# Wreaths



## AshleyB (Aug 6, 2005)

I put up some pictures of Christmas wreaths that I made on my blog. I got the supplies 50% off! Here's the link.

http://femininepursuits.blogspot.com/2008/01/frugal-wreaths.html


----------



## Wisconsin Ann (Feb 27, 2007)

How LOVELY! those big luscious looking red roses are fantastic. I like the placement of things on your wreaths...it's so easy to go overboard and just cram things on. IMO, small items work well when overloading a wreath, but those lovely big flowers/leaves need space.

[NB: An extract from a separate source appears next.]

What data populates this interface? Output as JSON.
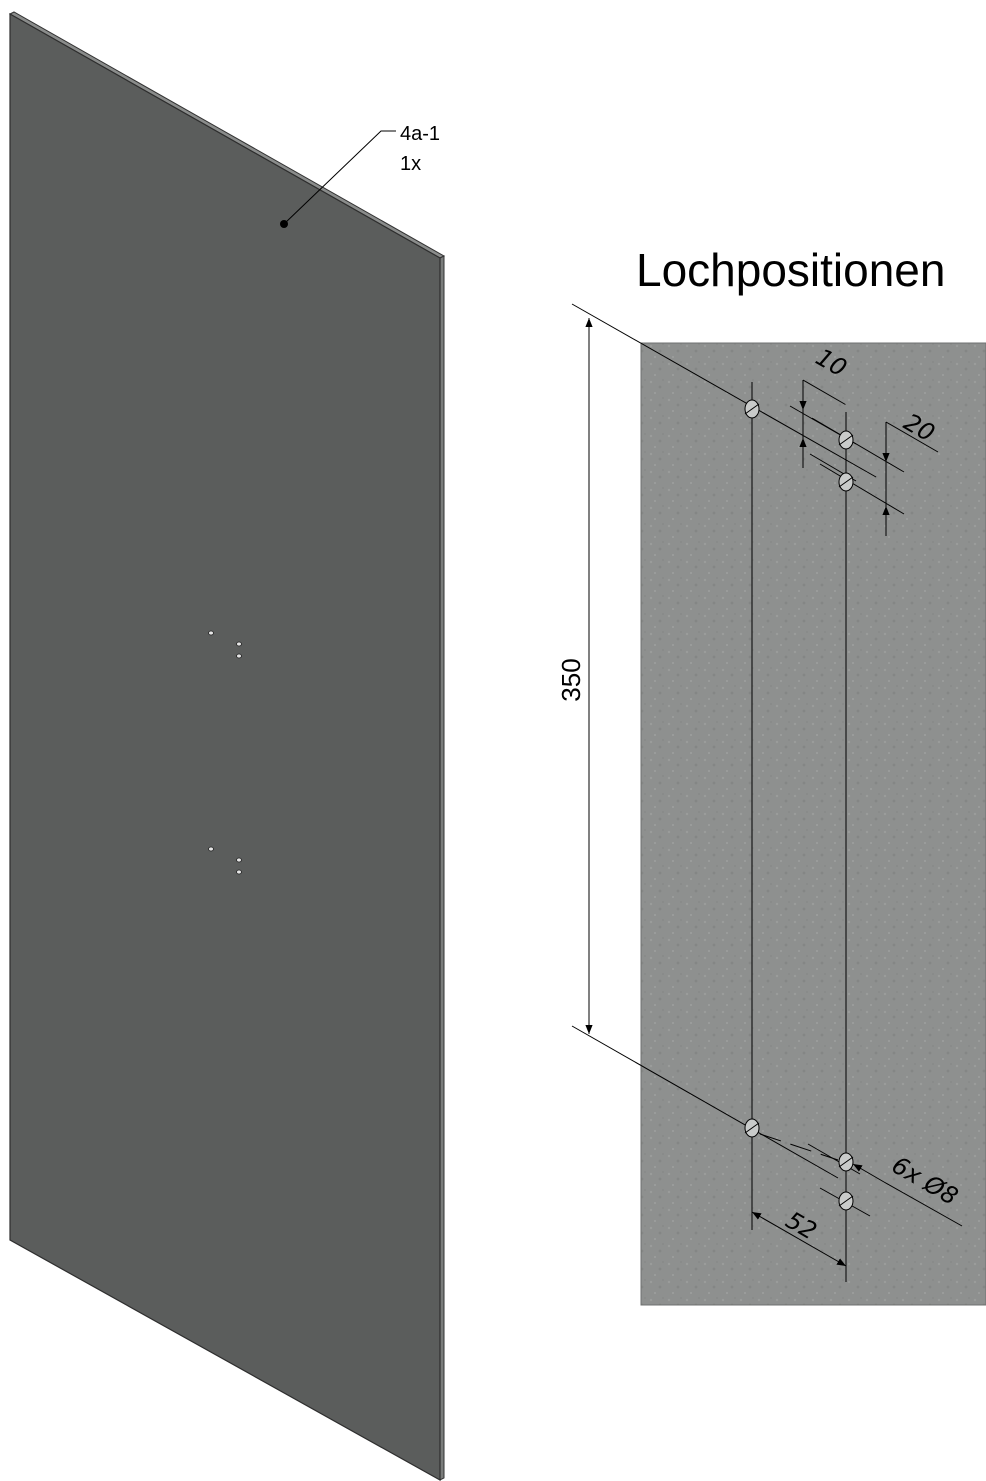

I think my favorite might be the one with a single pointsettia flanked by roses. on the other hand, I really like the one on the bottom...and the one at the top, with the two white pointsettias and red roses....oh crud. I like 'em all. good job 

now i'm all excited about next Christmas again....


----------



## sapphira (Mar 24, 2003)

I like your style. Have you ever made a swag for spring or year round? Can I draw the wreath so I can try to imitate it next year? No design capability here. Sapphira


----------



## AshleyB (Aug 6, 2005)

Sapphira, I have made swags, I love them! I'm planning on going to Ben Franklin around Easter to get some spring and summer silks for wreaths. Hopefully I can get them for around 50% off too.

Feel free to use the pictures to help you with yours, that's why I put them up!


----------